The Role of Vaccine Adherence in an Outbreak
Read the overview below and complete the activities that follow.
The Ohio State Department of Health confirmed a diagnosis of measles in a 6-year-old girl who was hospitalized in Cincinnati while visiting relatives in May 2005. Because the patient was a resident of Indiana, the Indiana State Department of Health initiated an investigation that eventually identified a total of 34 cases of measles occurring between May 16 and June 24. Of the 34 infected persons, 33 had participated in a church gathering in northwestern Indiana on May 15, or were family members of a participant. The final case occurred in a phlebotomist who worked at a hospital where one of the measles patients had been admitted; childhood school records indicated that he had received only one of two recommended doses of measles vaccine. Three of the 34 patients were hospitalized, two with dehydration and one with pneumonia requiring 6 days of mechanical respiratory support. Complications seen in the 31 non-hospitalized patients included 16 cases of diarrhea and 2 cases of otitis media (ear infection). State and local health departments in Ohio, Indiana, and Illinois (where one patient lived) immediately began tracing the contacts of all 34 patients to determine the outbreak’s epidemiology. One of the people present at the church gathering on May 15 was a 17-year-old girl who had never been immunized for measles and who had worked from May 4 through 14 as a missionary in Bucharest, Romania, where a large measles outbreak was later reported. The day before the gathering, the girl had returned to the United States, traveling on both international and domestic commercial airliners. When she arrived, she was experiencing fever, cough, conjunctivitis, and cold-like symptoms; family members later recalled that she had exhibited a rash the next day. At the time, this propagated measles outbreak was the largest in the United States since 1996. Its severity was due almost entirely to the fact that only one of the 33 people infected had been adequately vaccinated against measles. State and local health departments in Indiana, Ohio, and Illinois worked to control the outbreak through multiple measures, including voluntary isolation of patients, administration of vaccine and immunoglobulin to susceptible contacts, voluntary home quarantine of susceptible individuals who refused vaccination, and alerting hospitals and the media to the measles outbreak.

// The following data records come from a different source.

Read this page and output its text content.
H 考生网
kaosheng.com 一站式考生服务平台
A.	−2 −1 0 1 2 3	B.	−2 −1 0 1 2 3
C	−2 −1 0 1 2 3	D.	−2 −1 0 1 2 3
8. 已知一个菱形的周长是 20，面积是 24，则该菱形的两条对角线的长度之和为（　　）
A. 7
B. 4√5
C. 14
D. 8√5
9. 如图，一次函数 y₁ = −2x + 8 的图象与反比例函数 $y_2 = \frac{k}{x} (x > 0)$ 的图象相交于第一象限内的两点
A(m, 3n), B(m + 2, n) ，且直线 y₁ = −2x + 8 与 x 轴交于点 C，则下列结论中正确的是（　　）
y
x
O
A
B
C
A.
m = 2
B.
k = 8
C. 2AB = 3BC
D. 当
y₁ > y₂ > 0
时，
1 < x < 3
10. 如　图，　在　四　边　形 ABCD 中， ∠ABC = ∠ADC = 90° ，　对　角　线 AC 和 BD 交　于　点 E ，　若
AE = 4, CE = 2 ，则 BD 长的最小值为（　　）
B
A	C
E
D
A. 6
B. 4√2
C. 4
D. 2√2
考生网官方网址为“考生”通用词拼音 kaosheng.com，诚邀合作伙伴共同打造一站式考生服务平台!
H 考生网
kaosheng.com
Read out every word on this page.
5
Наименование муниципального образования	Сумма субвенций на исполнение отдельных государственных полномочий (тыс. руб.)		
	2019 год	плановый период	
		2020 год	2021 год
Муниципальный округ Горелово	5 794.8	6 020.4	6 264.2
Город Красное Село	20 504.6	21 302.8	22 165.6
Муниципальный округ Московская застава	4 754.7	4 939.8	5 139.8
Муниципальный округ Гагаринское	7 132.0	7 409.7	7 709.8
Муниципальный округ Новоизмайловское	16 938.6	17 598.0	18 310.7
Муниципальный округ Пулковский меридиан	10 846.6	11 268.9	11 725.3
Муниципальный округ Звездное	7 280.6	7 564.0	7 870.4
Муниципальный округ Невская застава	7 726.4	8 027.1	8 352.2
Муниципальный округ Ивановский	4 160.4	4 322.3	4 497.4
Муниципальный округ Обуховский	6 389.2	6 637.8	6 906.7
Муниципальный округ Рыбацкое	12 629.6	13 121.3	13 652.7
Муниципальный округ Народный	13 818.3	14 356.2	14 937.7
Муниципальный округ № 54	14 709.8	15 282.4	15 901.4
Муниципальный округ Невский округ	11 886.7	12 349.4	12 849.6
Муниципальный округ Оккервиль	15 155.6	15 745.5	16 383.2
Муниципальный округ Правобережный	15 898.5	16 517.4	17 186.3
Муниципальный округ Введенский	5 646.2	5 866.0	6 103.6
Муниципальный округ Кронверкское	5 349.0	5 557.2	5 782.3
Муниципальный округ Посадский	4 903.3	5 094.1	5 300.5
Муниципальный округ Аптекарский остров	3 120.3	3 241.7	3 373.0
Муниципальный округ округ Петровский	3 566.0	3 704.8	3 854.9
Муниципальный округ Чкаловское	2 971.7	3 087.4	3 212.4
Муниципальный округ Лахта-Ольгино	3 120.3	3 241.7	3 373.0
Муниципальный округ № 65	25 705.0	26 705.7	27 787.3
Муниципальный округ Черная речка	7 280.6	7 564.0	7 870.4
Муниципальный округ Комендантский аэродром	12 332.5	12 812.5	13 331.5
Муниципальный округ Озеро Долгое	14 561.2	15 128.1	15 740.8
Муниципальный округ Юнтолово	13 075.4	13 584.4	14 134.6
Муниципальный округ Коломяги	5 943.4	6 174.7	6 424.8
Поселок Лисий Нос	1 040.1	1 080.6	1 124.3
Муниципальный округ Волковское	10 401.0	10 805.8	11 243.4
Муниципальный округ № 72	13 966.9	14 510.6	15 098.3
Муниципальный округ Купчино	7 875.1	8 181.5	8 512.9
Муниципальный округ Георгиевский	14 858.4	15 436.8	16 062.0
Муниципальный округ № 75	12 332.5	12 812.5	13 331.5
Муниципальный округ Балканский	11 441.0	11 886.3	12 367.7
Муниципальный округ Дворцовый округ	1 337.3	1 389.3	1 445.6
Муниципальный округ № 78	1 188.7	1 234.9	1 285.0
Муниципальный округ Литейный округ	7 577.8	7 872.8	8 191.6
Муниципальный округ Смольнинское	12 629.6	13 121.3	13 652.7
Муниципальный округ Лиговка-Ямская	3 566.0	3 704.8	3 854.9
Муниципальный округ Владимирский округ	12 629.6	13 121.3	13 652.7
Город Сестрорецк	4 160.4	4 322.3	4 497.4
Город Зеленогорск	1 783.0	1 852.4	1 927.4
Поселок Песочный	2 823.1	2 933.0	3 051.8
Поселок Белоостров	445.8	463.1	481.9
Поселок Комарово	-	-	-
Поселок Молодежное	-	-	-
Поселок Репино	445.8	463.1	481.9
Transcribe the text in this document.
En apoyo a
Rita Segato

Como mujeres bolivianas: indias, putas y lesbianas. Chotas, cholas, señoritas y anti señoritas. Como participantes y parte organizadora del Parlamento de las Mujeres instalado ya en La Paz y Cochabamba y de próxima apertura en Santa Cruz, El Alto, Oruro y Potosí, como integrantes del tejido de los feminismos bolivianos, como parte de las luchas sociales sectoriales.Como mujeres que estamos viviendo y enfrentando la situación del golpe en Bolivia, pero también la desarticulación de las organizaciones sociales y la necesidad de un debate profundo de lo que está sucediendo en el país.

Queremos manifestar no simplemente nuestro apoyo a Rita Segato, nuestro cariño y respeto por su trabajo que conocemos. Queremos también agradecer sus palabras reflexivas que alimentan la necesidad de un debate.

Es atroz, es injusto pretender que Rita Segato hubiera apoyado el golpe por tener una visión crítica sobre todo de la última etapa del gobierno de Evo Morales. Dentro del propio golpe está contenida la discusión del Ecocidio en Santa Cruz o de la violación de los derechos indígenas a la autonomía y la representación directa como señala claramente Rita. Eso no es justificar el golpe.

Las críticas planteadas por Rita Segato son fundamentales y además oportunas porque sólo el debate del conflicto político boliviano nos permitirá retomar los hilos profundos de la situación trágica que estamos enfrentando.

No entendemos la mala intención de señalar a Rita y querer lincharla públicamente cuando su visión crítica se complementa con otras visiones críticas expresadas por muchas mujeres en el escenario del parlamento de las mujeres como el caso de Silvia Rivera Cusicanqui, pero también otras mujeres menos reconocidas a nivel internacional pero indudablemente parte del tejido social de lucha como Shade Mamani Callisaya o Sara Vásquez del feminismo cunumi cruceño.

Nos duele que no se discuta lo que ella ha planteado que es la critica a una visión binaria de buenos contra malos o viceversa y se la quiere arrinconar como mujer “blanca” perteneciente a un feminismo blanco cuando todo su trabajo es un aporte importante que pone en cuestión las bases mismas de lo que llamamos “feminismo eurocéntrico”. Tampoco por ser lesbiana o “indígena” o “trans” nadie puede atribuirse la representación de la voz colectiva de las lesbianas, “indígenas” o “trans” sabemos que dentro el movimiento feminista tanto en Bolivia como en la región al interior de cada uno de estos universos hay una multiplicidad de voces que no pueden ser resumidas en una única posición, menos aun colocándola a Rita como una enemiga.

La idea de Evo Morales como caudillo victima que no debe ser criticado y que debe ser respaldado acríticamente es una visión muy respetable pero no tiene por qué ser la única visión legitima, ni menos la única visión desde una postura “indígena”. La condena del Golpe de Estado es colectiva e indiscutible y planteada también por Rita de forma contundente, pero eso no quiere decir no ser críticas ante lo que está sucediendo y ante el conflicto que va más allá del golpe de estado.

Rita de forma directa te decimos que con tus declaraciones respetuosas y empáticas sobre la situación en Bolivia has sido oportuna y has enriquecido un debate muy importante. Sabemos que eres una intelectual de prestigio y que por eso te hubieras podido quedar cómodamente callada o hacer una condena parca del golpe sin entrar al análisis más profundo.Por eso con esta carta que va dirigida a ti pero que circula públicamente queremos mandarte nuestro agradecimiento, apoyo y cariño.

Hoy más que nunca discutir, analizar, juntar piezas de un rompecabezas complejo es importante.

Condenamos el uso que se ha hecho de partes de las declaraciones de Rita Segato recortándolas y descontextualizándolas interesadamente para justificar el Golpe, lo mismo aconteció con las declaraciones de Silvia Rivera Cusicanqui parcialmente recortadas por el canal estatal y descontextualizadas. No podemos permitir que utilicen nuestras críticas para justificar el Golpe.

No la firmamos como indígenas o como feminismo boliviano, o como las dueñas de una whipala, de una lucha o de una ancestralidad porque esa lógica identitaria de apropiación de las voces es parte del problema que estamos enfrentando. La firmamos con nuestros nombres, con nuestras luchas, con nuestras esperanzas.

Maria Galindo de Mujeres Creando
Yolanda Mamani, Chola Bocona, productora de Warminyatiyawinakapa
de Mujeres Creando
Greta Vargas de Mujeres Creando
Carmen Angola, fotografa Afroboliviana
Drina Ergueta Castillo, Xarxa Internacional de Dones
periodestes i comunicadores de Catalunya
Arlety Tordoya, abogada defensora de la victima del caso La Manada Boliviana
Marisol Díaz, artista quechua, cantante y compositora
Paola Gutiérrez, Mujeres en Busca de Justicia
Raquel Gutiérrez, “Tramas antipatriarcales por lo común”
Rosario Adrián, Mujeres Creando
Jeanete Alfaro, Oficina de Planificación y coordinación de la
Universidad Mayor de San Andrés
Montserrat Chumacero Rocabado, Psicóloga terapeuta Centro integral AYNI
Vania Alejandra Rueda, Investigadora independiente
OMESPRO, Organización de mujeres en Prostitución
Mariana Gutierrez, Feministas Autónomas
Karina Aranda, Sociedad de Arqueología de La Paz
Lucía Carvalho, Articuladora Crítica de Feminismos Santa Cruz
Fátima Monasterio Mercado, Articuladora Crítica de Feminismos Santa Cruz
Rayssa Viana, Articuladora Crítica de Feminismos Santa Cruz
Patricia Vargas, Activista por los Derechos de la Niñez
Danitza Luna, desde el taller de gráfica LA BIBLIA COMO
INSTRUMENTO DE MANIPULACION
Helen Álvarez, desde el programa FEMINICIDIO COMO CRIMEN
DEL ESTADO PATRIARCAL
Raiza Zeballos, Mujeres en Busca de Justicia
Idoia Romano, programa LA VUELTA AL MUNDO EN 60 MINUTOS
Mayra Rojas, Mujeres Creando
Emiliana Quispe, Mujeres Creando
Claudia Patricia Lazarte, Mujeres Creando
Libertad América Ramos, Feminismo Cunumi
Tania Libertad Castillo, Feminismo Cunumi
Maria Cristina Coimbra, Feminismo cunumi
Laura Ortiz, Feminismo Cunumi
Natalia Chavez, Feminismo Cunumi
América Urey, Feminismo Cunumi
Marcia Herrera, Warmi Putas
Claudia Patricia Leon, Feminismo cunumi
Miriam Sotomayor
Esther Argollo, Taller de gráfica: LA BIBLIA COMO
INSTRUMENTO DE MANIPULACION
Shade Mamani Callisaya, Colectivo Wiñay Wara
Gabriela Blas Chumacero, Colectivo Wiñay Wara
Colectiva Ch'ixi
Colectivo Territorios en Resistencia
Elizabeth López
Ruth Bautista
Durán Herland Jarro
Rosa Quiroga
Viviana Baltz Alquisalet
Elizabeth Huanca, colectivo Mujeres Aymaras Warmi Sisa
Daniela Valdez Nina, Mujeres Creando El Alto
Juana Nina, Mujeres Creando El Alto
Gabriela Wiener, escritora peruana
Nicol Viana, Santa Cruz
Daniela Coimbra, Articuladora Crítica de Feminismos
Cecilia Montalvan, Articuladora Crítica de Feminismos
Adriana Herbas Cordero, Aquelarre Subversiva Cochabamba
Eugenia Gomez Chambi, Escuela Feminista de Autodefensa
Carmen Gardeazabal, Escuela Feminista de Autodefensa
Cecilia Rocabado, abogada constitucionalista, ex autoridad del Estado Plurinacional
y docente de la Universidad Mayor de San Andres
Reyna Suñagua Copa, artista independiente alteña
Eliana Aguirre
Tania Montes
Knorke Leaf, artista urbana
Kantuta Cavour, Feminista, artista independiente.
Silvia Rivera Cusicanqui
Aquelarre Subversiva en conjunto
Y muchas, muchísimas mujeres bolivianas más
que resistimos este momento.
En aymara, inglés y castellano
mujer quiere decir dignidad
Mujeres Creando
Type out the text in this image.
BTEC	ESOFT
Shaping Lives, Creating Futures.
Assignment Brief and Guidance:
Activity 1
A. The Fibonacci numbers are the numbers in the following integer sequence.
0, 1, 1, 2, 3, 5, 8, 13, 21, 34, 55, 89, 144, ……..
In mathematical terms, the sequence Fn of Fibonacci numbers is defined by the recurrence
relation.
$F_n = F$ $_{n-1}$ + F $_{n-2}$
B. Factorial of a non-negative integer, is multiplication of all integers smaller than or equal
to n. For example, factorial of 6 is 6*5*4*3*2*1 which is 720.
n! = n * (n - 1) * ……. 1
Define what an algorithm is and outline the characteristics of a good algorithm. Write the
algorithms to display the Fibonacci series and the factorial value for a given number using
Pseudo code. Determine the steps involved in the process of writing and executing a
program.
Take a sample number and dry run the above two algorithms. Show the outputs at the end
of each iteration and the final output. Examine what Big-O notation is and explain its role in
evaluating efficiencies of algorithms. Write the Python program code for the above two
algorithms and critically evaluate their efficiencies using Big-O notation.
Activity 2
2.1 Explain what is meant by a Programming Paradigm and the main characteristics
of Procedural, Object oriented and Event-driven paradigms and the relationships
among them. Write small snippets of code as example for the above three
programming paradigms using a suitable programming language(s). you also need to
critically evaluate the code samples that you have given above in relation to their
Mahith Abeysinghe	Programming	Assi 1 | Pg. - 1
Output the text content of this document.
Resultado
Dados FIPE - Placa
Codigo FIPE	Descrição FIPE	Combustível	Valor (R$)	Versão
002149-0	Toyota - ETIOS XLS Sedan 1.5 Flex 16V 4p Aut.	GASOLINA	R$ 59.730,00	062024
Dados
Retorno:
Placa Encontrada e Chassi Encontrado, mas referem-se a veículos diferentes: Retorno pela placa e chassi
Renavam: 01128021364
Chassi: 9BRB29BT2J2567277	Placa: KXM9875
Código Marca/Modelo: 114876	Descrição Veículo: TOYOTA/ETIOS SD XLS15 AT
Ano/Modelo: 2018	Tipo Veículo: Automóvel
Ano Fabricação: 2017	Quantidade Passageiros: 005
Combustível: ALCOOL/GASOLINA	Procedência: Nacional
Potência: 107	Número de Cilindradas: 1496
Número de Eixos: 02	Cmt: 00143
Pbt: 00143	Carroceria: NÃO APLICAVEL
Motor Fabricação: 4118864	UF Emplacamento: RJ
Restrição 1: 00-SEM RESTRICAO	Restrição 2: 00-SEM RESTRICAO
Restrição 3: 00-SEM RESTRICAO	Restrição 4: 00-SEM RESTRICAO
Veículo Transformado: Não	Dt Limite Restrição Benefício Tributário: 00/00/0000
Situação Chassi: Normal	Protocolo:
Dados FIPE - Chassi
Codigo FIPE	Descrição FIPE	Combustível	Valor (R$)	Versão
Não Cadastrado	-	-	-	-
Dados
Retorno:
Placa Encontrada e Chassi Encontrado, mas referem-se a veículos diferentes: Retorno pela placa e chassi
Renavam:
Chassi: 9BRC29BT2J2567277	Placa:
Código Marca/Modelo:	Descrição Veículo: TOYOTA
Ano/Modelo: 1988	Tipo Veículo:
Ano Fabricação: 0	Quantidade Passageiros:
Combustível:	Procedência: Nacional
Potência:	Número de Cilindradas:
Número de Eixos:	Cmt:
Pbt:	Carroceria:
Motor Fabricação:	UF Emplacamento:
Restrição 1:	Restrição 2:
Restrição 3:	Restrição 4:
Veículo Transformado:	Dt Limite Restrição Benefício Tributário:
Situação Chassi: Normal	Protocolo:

Locate this article using an online search engine: CDC. October 28, 2005. Morbidity Mortality Weekly Report 54(42): 1073–75. Then, locate the following journal article in a similar manner: Berger BE et al. 2010. Could the United States experience rubella outbreaks as a result of vaccine refusal and disease importation? Human Vaccines 6(12): 1016-20. Read both articles thoroughly, and then answer the questions that follow here.
1. What is an index patient? Who was the index patient in this case?
2. How did scientists positively determine measles infection in the patients?
3. Based upon the data collected in this case, could this measles outbreak have been completely avoided? If so, explain how.
4. What is herd immunity, and does it exist in the U.S. today?
5. Based upon the actions of the Advisory Committee on Immunization Practices (ACIP): (1) Who is recommended to be fully vaccinated against measles and why?; (2) At what age should vaccination against measles begin and why?; and (3) How is one determined to be sufficiently immune to measles virus?
6. Conduct additional research, and discuss whether mandatory quarantine would be useful in prohibiting the spread of an infectious disease outbreak.
7. Conduct additional research, and then develop your position on the efficacy of the current vaccination program in the United States.